Quelques années plus tard on m'a parlé de « phobie scolaire », j'ai trouvé ce mot inadapté, je n'avais peur ni de l'école, ni des autres, je ne pouvais simplement plus supporter de me réveiller cinq jours sur sept en me demandant si cette nouvelle journée ne serait pas la dernière.

« Je vais te tuer à coups de marteau »,
« tu seras dans ta tombe et je cracherai dessus », « bientôt je te violerai », « tu vas souffrir avant que je ne t'enterre de mes propres mains ». Voici une infime partie des phrases que des ados entre douze et seize ans m'ont adressées.

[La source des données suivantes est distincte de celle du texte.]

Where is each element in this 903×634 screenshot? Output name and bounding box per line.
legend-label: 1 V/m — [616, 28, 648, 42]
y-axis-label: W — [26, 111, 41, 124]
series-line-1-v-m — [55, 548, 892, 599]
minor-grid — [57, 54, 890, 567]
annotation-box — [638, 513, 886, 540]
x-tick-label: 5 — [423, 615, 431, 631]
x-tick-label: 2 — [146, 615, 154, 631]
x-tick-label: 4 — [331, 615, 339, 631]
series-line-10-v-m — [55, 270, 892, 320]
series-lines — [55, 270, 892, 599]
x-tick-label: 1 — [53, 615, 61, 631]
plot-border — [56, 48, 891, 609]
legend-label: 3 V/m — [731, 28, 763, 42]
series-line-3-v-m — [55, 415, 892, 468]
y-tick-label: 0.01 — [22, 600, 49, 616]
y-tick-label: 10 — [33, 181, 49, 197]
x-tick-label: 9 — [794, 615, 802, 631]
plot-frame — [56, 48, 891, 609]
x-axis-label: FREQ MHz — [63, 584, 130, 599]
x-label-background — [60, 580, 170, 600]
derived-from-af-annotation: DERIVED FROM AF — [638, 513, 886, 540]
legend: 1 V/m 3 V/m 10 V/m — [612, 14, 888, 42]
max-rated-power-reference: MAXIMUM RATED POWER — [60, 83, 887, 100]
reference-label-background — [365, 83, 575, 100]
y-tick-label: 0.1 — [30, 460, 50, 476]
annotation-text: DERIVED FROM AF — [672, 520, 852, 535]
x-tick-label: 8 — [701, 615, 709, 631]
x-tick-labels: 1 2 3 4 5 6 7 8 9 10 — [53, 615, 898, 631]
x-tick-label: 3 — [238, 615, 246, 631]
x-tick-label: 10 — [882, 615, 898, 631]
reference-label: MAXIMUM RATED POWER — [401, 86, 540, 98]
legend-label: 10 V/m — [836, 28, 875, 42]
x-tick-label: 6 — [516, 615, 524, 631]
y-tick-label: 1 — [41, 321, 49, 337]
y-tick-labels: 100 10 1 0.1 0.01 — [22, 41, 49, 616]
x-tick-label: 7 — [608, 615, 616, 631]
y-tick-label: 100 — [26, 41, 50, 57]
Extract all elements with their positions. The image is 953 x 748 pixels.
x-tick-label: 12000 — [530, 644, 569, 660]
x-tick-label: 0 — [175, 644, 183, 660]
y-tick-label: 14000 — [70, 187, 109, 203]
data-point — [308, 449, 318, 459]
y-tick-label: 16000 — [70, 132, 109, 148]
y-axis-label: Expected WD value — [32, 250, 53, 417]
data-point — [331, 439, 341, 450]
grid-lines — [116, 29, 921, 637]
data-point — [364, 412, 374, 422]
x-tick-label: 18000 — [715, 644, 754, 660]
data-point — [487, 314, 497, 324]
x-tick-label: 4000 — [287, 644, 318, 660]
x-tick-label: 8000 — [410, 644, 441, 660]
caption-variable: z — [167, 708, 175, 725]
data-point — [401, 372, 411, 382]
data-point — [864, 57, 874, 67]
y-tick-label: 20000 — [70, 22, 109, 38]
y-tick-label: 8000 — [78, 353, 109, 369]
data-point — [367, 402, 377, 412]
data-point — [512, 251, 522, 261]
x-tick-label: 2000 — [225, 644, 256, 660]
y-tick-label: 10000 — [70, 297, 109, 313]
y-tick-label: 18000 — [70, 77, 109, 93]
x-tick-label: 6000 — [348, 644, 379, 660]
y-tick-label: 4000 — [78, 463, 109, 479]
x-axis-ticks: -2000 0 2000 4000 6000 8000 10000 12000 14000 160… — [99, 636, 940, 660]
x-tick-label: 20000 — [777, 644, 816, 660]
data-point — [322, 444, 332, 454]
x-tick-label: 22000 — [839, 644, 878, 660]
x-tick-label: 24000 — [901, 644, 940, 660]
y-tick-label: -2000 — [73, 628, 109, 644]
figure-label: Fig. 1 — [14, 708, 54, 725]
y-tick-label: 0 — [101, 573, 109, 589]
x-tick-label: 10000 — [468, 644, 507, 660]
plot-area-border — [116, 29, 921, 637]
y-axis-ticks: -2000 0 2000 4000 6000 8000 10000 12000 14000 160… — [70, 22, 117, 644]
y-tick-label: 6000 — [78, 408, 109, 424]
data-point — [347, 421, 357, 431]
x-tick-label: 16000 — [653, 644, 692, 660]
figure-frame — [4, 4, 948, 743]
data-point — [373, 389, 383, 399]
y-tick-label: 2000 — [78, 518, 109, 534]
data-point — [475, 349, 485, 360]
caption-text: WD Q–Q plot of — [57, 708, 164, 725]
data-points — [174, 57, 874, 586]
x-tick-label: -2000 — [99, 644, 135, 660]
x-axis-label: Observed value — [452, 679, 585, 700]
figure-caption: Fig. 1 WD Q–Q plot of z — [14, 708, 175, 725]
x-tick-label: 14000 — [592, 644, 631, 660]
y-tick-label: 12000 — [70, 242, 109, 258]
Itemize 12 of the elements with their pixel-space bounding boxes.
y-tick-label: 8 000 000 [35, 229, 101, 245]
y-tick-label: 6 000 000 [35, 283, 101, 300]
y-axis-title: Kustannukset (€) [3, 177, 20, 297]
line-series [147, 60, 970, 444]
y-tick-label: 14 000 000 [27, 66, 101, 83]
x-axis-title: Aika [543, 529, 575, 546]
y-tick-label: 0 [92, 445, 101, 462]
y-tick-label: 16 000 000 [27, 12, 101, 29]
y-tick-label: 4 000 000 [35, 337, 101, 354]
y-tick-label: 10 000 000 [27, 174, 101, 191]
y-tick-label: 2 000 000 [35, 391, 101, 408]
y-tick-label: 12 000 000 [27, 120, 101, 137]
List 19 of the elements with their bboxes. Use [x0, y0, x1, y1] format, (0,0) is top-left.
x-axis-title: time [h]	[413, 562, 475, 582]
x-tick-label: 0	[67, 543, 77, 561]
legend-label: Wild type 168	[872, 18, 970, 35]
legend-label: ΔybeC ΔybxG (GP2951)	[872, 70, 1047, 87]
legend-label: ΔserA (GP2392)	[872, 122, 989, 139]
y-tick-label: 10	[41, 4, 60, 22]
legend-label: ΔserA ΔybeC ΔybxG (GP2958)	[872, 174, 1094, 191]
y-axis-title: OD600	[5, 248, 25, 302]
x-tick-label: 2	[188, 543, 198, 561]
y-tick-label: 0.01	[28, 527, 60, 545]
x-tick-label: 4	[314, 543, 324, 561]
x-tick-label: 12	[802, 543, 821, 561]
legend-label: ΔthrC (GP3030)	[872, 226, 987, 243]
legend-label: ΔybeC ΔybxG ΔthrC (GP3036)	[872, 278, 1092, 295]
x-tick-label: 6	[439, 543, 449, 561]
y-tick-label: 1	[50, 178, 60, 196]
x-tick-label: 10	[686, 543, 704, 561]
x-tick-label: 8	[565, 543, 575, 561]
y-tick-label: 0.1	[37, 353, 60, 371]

Les filles visaient davantage le physique et l'intellect, les garçons n'hésitaient pas à faire des allusions sexuelles tournées en menaces en classe alors qu'un professeur était présent.

Je m'étais résolue à être touchée par des mains sûres d'elles, par des personnes n'ayant pas conscience d'une
notion primordiale que l'on n'aborde pas à l'école, jamais, le consentement.

Se taire pour ne pas subir plus, persuadée d'être coupable.

Par peur je n'allais pas aux toilettes du collège, je ne savais que trop bien que là-bas tout pouvait m'arriver sans témoin adulte.

L'unique fois où je m'y suis rendue des tarifs étaient écrits à côté de mon prénom, je me trouvais à deux mètres de la sortie lorsqu'un garçon me plaqua contre le mur et commença à me déshabiller en disant « pourquoi tu résistes, si ça ne se passe pas ici ça se passera tôt ou tard quand tu
penseras être tranquille », j'ai réussi à le repousser et j'ai rejoint la cour sans ne rien laisser paraître.

J'étais la coincée puis la pute. La salope intello. Le sac d'os, l'anorexique, la plate, le fantôme. La sale chienne, la muette, « mais si tu sais la meuf bizarre là, j'sais plus son nom ».

La fille de la folle et du vieux.

Celle que l'on voyait rarement à la cantine, je me cachais dans la cour et me déplaçais au fur et à mesure qu'un surveillant fouillait tous les recoins pour vérifier qu'il ne restait personne.

Mes troubles du comportement alimentaire étaient revenus sans crier gare et entraînaient avec eux des mensonges quotidiens.

Je séchais de plus en plus de cours, j'étais malade chaque jour, ce n'était pas simulé.

Mal dans ma peau entre ces murs tapissés de mappemondes et tables de multiplications, pas mieux lorsque j'en sortais et me devais de protéger celui que j'aime.

Comment pouvais-je appréhender un endroit que j'avais toujours aimé, pourquoi n'arrivais-je plus à supporter les violences, j'étais faible, je le pensais.

Des coups j'en avais déjà pris en primaire, des poings dans le ventre, des croche-pieds, des élèves qui coinçaient mes doigts dans les portes jusqu'à ce que je ne puisse plus les bouger.

Je n'avais pas cessé d'aller à l'école pour autant, quelques années plus tard, j'avais peut-être trop accumulé de maux pour résister.